Es war bereits früher Abend und die Sonnen standen tief. Über dem Haus lag eine unheilvolle Stille. Sie sprachen wenig und jeder von ihnen wusste, dass die Gefahr näher rückte. Zwischen ihnen herrschte ein stilles Einverständnis, dass sie jedem selbst überließen, wie er diese letzten Stunden vor dem großen Sturm verbringen wollte. Nuin hatte sich auf die Wiese gelegt, zu dem Drachen und genoss jeden Sonnenstrahl, der sein goldenes Fell traf.
Sie sahen vertraut aus, das Ungeheuer und die Echse. Und irgendwie waren sie das auch. Sie beide entstammten einer ganz und gar magischen Welt, in der ihr Aussehen nicht darüber entschied, wer sie waren. In der sie Götter waren. Und ihnen war anzusehen, dass ihnen die einzelnen Strahlen der wärmenden Sonne auf ihre Weise ihr Leben zurückgaben. Der todgeweihte Drache hatte wohl nie damit gerechnet, dass ihm dieses Gefühl noch einmal vergönnt sein würde, und auch Nuin musste in Anders Kerker geglaubt haben, dass er die Sonne immer verloren hatte. Sie beide bekamen eine zweite Chance, und wenn sie Anders erst befreit hatten, auch eine dritte.
Reyndra hatte sich mit seiner Frau zurückgezogen. Doch obgleich der Krieger erfahren war, und seine Frau stets Vertrauen in ihn hegte, konnte Alex sie im Vorübergehen an der Tür leise weinen hören. Ein Gemisch aus abwechselnden Stimmen drang auf den Flur hinaus, aber das Mädchen spürte, dass zwischen ihnen ein stilles Übereinkommen stattfand, dass sie sich keinesfalls verabschieden würden. Obwohl sie es taten.
Geschwind schlang das Mädchen seine Angst hinunter und senkte den Blick auf den einzigen Freund hinab, der sie durch nahezu jeden schwierigen Augenblick in dieser seltsamen Welt begleitet hatte. Josh schlief in ihrer Hand. Auch an ihm waren die letzten Wochen nicht spurlos vorübergegangen. Der Tumor in seinem Bauch war größer geworden und wölbte diesen nun deutlich sichtbar nach außen. Er schlief jetzt mehr und die Phasen, in denen er aufwachte, wurden kürzen. Er aß weniger und brauchte länger. Aber wann immer sich seine Knopfaugen öffneten, und er quiekend auf der Schulter des Mädchens herumkrabbelte, spürte sie die enge Verbundenheit zwischen ihnen. Dann dachte sie an den Augenblick in ihrem Zimmer zurück. Daran, wie sie die Zeichnung dieser Kreatur zusammengeknüllt und den Entschluss gefasst hatte, für einen Moment aus ihrem Alltag auszubrechen. Damals hatte sie nicht geahnt, wie sehr sich bald all die kleinen Puzzleteile zusammenfügen würden. Aber nun erkannte sie die Vollkommenheit ihrer Situation. Das Wesen, das sie damals verfolgt hatte, vor dem sie nicht entkommen konnte, und das zu zeichnen sie ihr Unterbewusstsein wieder und wieder gezwungen hatte, war ein Mann mit schwarzen Schwingen gewesen. Eine Kreatur mit verzerrten Klauen und ohne Gesicht. Das, was Anders sein würde, wenn sie diesmal versagten. Irgendwie musste sie geahnt haben, dass dieser Ausflug anders verlaufen würde.
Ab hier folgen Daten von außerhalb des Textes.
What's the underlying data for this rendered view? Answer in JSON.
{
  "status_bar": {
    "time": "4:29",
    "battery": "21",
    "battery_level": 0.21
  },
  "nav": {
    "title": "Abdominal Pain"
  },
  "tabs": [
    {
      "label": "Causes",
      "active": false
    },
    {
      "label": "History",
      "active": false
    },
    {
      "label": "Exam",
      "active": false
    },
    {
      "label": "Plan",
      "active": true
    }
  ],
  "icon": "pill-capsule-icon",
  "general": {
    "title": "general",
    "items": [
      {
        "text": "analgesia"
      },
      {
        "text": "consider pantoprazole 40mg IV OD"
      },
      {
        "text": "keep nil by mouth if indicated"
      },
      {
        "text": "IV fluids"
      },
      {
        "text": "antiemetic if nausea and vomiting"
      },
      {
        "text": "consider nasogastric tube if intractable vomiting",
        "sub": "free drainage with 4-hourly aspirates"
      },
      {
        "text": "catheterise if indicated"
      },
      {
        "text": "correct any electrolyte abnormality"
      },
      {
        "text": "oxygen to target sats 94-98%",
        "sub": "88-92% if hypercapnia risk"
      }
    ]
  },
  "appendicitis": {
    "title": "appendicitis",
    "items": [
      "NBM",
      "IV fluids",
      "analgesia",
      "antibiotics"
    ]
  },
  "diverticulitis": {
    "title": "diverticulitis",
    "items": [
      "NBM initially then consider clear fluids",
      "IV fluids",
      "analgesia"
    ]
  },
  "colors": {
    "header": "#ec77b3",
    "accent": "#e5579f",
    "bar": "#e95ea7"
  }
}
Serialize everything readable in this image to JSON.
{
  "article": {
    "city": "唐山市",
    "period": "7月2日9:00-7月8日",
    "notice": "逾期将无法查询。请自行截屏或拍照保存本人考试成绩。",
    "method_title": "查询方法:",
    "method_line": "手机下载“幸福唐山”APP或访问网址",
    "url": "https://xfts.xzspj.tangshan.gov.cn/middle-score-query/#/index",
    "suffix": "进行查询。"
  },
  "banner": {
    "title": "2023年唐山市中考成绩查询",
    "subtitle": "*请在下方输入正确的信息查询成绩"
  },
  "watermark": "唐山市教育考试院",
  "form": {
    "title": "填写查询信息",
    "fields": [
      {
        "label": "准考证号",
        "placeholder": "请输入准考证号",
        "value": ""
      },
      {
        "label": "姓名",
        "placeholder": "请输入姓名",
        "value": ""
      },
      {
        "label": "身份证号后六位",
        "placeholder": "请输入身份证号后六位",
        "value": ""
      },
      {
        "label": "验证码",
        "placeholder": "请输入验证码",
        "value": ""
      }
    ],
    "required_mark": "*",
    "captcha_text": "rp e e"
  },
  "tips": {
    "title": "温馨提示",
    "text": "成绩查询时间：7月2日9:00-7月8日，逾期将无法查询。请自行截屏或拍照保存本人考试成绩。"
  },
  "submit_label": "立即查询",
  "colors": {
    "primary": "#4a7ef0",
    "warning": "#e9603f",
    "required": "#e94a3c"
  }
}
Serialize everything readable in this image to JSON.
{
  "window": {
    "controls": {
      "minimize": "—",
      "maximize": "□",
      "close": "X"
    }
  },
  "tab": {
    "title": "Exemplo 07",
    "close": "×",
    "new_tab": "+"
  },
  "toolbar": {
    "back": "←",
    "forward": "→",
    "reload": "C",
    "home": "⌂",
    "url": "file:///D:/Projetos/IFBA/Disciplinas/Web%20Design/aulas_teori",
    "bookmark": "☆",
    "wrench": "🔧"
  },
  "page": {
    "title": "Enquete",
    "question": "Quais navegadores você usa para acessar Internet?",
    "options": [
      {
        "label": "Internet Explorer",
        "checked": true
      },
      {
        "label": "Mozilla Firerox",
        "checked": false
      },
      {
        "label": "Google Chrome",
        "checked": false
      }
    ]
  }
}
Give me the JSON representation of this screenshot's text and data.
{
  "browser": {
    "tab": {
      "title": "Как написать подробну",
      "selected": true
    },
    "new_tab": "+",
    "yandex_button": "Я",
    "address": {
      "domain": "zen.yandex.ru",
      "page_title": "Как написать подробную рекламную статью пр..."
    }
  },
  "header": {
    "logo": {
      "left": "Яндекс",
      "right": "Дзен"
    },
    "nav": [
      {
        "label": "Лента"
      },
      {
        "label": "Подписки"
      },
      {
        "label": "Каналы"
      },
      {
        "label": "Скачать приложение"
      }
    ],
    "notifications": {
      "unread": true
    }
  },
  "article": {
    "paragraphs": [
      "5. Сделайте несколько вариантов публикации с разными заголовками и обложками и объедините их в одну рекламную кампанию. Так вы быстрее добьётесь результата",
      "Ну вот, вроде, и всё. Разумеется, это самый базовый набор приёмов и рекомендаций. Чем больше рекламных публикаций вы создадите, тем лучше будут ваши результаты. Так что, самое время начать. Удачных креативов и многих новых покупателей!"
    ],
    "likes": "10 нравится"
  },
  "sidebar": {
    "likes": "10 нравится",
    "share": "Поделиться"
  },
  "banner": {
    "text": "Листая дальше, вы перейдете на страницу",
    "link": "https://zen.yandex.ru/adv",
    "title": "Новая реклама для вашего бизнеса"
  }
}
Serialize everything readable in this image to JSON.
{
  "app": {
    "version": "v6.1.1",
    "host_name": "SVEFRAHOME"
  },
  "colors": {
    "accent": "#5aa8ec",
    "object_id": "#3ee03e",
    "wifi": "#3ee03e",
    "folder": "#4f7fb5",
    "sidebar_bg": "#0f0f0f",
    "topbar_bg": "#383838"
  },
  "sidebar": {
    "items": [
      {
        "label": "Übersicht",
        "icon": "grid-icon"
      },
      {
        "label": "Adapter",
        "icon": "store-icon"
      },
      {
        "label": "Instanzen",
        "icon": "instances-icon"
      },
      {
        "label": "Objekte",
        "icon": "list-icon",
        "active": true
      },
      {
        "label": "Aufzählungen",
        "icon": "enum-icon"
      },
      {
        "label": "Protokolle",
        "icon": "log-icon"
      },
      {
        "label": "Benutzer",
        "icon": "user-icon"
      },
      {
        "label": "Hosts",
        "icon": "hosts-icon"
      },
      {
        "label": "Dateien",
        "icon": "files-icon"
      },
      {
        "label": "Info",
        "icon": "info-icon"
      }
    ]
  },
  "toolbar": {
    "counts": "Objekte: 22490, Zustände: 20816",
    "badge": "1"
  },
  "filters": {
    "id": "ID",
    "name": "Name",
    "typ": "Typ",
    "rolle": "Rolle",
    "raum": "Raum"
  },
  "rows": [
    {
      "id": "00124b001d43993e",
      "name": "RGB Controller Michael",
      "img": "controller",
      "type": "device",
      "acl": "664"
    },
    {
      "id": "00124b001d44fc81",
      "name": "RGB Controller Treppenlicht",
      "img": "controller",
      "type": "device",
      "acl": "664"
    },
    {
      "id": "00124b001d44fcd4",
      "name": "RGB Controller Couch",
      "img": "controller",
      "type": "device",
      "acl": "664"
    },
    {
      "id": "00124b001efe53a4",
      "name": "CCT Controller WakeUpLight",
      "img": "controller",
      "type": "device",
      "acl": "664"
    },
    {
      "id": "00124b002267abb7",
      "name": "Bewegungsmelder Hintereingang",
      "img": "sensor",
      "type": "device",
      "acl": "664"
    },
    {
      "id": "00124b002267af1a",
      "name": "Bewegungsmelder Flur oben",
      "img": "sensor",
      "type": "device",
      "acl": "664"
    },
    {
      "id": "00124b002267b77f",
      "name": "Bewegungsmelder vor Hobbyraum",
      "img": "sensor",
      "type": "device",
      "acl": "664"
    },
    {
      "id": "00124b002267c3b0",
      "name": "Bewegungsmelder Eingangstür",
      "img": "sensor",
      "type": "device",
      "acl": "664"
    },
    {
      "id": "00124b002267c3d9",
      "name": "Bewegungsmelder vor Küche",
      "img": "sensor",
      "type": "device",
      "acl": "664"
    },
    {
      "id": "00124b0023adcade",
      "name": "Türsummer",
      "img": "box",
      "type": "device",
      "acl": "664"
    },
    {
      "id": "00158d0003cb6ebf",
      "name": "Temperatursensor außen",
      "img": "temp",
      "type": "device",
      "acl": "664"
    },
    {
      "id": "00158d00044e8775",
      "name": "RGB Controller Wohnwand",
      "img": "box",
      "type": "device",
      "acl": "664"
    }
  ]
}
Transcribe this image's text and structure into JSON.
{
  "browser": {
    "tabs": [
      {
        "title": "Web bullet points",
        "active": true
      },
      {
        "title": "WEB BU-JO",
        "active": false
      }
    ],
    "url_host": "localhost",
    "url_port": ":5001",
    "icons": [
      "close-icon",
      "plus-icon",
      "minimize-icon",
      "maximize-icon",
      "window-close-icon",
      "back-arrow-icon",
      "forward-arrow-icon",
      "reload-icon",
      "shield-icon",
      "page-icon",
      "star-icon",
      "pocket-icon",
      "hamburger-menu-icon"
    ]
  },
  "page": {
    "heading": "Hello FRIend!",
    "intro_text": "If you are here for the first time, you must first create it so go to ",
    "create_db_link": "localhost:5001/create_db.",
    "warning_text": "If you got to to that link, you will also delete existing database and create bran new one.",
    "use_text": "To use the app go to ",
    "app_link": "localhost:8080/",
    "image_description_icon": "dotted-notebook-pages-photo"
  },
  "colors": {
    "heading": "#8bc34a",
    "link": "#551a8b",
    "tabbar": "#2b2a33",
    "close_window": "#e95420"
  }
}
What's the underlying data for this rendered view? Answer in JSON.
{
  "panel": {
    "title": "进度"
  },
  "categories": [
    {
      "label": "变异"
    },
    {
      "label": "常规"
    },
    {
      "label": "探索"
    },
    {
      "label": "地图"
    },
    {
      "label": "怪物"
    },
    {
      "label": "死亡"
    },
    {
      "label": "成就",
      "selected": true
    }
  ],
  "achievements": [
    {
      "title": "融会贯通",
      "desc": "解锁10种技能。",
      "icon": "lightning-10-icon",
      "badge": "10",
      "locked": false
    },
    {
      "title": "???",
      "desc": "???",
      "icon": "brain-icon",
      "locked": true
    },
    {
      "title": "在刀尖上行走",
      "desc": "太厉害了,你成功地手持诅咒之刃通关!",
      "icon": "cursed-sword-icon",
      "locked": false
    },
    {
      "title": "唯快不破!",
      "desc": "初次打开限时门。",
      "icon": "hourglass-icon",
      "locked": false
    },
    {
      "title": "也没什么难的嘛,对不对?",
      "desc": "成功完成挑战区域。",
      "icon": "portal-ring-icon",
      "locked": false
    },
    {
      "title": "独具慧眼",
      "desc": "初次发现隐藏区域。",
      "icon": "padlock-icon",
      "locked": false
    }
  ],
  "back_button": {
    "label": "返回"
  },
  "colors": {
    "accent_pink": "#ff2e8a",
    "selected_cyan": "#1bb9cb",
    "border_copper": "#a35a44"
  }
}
Und was würde sie mit diesem angebrochenenTag anfangen? Wie wollte sie die Nacht überstehen? Herumstehen und darauf warten, dass der Kampf losbrach? Mit Joshua in der Ecke sitzen und hoffen, dass niemand Notiz von ihr nahm? Sich verkriechen und darüber nachdenken, was die Katzengöttin über Anders und die Macht seines Herzens erzählt hatte? Würde sie Frieden finden? Frieden mit sich selbst, auch wenn sie Anders vielleicht nicht retten konnten? Würde sie zur Ruhe kommen, auch wenn Isay ihnen einen Schritt voraus war? Oder würde sie durchdrehen, sobald sie mutterseelen allein im Inneren des schwarzen Schlosses stand und sich erneut Isay gegenübersah?
Seit jenem Zeitpunkt, in dem sie den Vorschlag gemacht hatte, ins Schloss einzudringen und auf eigene Faust nach Anders zu suchen, war sie sich nicht mehr wirklich sicher, ob sie im Angesicht der Gefahr tatsächlich stark genug war, um ihr die Stirn zu bieten. Ihre erste Begegnung mit dem Dämon hatte Spuren auf ihrer Seele hinterlassen. Er hatte mehr Eindruck auf sie gemacht, als er sich vielleicht bewusst war und Alex glaubte noch immer daran, dass sie ihre Flucht lediglich dem Umstand verdankten, dass Isay Wert darauf gelegt hatte, sie nicht zu verletzen. Nun bestand kein Grund mehr dazu, sie zu schonen. Er besaß alles, wonach er sich verzehrt hatte, und noch mehr.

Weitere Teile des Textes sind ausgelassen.